The pipeline creates one output directory per set of simulated reads, below the directory provided for the --outdir parameter. The output directories are named
using the filename of the input reference genomes (excluding the file extension), with the additon of a 4-character string that is derived from the MD5 checksum of
the sample ID and the parameters used to generate the simulated reads.
For example, if we were to run this pipeline on a reference genome called ATCC-BAA-2787.fasta, including three contaminant genomes (ATCC-BAA-3053, ATCC-BAA-3038, ATCC-BAA-710), and output the files into a directory named output, the pipeline would produce the following outputs:
output
├── ATCC-BAA-2787-083b
│ ├── ATCC-BAA-2787-083b.bam
│ ├── ATCC-BAA-2787-083b.bam.bai
│ ├── ATCC-BAA-2787-083b_bamqc
│ ├── ATCC-BAA-2787-083b_fastp.csv
│ ├── ATCC-BAA-2787-083b_fastp.json
│ ├── ATCC-BAA-2787-083b_qualimap_bamqc_genome_results.csv
│ ├── ATCC-BAA-2787-083b_L.fastq.gz
│ ├── ATCC-BAA-2787-083b_read_simulation_parameters.csv
│ ├── ATCC-BAA-2787-083b_samtools_stats_summary.txt
│ └── contaminants
│ ├── ATCC-BAA-2787-083b-ATCC-BAA-3038_num_contaminant_reads.csv
│ ├── ATCC-BAA-2787-083b-ATCC-BAA-3053_num_contaminant_reads.csv
│ ├── ATCC-BAA-2787-083b-ATCC-BAA-710_num_contaminant_reads.csv
│ ├── ATCC-BAA-3038_contaminant_L.fastq.gz
│ ├── ATCC-BAA-3053_contaminant_L.fastq.gz
│ └── ATCC-BAA-710_contaminant_L.fastq.gz
├── ATCC-BAA-2787-096a
│ ├── ATCC-BAA-2787-096a.bam
│ ├── ATCC-BAA-2787-096a.bam.bai
│ ├── ATCC-BAA-2787-096a_bamqc
│ ├── ATCC-BAA-2787-096a_fastp.csv
│ ├── ATCC-BAA-2787-096a_fastp.json
│ ├── ATCC-BAA-2787-096a_qualimap_bamqc_genome_results.csv
│ ├── ATCC-BAA-2787-096a_L.fastq.gz
│ ├── ATCC-BAA-2787-096a_read_simulation_parameters.csv
│ ├── ATCC-BAA-2787-096a_samtools_stats_summary.txt
│ └── contaminants
│ ├── ATCC-BAA-2787-096a-ATCC-BAA-3038_num_contaminant_reads.csv
│ ├── ATCC-BAA-2787-096a-ATCC-BAA-3053_num_contaminant_reads.csv
│ ├── ATCC-BAA-2787-096a-ATCC-BAA-710_num_contaminant_reads.csv
│ ├── ATCC-BAA-3038_contaminant_L.fastq.gz
│ ├── ATCC-BAA-3053_contaminant_L.fastq.gz
│ └── ATCC-BAA-710_contaminant_L.fastq.gz
...
For both fastp and qualimap, the original outputs are parsed to create simplified .csv-formatted outputs.
The headers for the _fastp.csv output are:
sample_id
total_reads
total_bases
q20_bases
q30_bases
q20_rate
q30_rate
The headers for the _qualimap_bamqc_genome_results.csv output are:
sample_id
median_insert_size
mean_coverage
stdev_coverage
proportion_genome_covered_over_5x
proportion_genome_covered_over_10x
proportion_genome_covered_over_20x
proportion_genome_covered_over_30x
proportion_genome_covered_over_40x
proportion_genome_covered_over_50x
For each set of simulated reads, a record is made of which parameters were used to generate the reads.
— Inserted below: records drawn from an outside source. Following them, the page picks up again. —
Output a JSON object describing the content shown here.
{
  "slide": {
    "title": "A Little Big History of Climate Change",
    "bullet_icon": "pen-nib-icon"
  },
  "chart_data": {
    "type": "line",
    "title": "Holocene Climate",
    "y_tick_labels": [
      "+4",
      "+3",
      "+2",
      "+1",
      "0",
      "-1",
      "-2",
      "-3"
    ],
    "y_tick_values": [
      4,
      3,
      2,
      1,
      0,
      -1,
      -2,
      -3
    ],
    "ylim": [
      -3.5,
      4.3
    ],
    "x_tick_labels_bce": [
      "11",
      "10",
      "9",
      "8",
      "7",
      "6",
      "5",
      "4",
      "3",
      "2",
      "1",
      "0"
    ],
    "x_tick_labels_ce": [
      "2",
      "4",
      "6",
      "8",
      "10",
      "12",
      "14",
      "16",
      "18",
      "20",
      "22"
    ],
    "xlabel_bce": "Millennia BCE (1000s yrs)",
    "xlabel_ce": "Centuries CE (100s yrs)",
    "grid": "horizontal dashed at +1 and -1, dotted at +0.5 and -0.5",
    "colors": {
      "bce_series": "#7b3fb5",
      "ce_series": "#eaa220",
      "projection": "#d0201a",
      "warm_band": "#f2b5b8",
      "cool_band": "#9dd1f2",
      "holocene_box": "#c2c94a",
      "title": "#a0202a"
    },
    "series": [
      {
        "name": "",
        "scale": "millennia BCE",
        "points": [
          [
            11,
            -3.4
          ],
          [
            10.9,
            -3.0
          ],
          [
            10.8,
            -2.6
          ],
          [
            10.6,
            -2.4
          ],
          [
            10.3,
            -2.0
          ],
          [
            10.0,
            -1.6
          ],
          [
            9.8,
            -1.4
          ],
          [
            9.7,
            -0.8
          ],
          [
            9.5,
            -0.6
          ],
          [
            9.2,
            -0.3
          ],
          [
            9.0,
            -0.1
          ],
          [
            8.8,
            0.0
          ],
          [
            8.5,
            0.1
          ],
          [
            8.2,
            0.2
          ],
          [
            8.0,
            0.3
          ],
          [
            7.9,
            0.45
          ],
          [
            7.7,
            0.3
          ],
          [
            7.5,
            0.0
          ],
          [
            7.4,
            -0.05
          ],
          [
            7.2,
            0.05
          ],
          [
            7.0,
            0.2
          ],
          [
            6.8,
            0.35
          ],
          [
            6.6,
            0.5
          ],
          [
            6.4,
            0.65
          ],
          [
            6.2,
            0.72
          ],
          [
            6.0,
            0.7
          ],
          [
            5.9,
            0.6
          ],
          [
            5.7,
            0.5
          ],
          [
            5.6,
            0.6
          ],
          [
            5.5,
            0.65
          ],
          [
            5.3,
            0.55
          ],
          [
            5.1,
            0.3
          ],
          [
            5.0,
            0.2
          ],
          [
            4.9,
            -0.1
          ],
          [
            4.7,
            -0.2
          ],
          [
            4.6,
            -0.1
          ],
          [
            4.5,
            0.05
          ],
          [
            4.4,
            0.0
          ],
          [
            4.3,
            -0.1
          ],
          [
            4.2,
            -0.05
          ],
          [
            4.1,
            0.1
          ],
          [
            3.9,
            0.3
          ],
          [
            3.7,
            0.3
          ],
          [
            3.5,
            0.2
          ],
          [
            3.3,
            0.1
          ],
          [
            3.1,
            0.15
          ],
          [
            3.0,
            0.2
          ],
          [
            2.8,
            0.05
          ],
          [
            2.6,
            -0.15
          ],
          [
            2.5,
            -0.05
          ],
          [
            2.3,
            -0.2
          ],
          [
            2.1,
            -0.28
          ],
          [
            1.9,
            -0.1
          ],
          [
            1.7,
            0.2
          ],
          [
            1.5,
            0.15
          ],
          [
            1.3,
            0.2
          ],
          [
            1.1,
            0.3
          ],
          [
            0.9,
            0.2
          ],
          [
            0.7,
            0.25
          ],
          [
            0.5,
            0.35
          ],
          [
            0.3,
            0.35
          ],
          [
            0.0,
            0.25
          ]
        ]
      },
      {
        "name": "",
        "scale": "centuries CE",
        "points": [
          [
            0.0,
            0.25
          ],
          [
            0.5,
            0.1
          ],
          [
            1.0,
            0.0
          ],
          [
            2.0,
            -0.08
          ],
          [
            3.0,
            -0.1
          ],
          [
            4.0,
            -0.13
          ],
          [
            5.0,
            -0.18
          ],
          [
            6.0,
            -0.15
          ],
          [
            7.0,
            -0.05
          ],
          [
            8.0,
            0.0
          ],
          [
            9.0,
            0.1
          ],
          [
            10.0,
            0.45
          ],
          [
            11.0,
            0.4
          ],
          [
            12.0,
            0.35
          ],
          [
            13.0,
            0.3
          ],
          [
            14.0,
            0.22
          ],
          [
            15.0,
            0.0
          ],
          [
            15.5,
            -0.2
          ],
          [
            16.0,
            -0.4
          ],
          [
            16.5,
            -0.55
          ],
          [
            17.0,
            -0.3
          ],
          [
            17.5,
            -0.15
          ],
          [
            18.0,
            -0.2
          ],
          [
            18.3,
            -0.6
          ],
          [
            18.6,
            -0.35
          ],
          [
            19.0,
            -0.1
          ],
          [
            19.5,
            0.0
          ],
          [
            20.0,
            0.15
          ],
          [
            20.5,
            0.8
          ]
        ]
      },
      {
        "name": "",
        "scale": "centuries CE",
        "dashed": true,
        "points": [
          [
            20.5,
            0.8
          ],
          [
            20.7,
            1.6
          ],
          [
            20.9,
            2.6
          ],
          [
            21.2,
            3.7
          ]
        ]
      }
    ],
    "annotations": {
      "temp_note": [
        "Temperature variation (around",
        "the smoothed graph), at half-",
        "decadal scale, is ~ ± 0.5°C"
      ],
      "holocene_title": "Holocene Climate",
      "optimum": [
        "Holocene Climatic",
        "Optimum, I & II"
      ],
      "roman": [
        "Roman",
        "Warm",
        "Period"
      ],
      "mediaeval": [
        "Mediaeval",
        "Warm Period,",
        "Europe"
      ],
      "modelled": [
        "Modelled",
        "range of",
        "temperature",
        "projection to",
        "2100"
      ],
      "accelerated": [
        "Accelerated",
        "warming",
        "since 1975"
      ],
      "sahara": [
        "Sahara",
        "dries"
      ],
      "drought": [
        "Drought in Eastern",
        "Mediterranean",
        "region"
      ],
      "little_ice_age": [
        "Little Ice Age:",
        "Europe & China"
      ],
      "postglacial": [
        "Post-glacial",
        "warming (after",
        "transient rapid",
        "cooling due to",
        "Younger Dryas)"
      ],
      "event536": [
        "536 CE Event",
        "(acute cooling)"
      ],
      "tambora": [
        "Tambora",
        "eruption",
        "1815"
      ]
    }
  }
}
This record is stored in the _read_simulation_parameters.csv file and has
the headers:
sample_id
replicate
random_seed
fold_coverage
mean_read_length
stdev_read_length
junk_reads_percent
random_reads_percent
chimeras_percent
error_model
qscore_model
identity_mean
identity_max
identity_stdev
If contaminants are included, then a contaminants sub-directory will be created within each output directory. That directory includes files named with the simulated library ID and the contaminant ID, followed by _num_contaminant_read_pairs.csv. Those files have the following headers:
sample_id
contaminant_id
num_simulated_reads
num_contaminant_reads
target_contaminant_proportion
In addition to the _num_contaminant_reads.csv files, the reads that were used as contaminants are also included in the contaminants directory.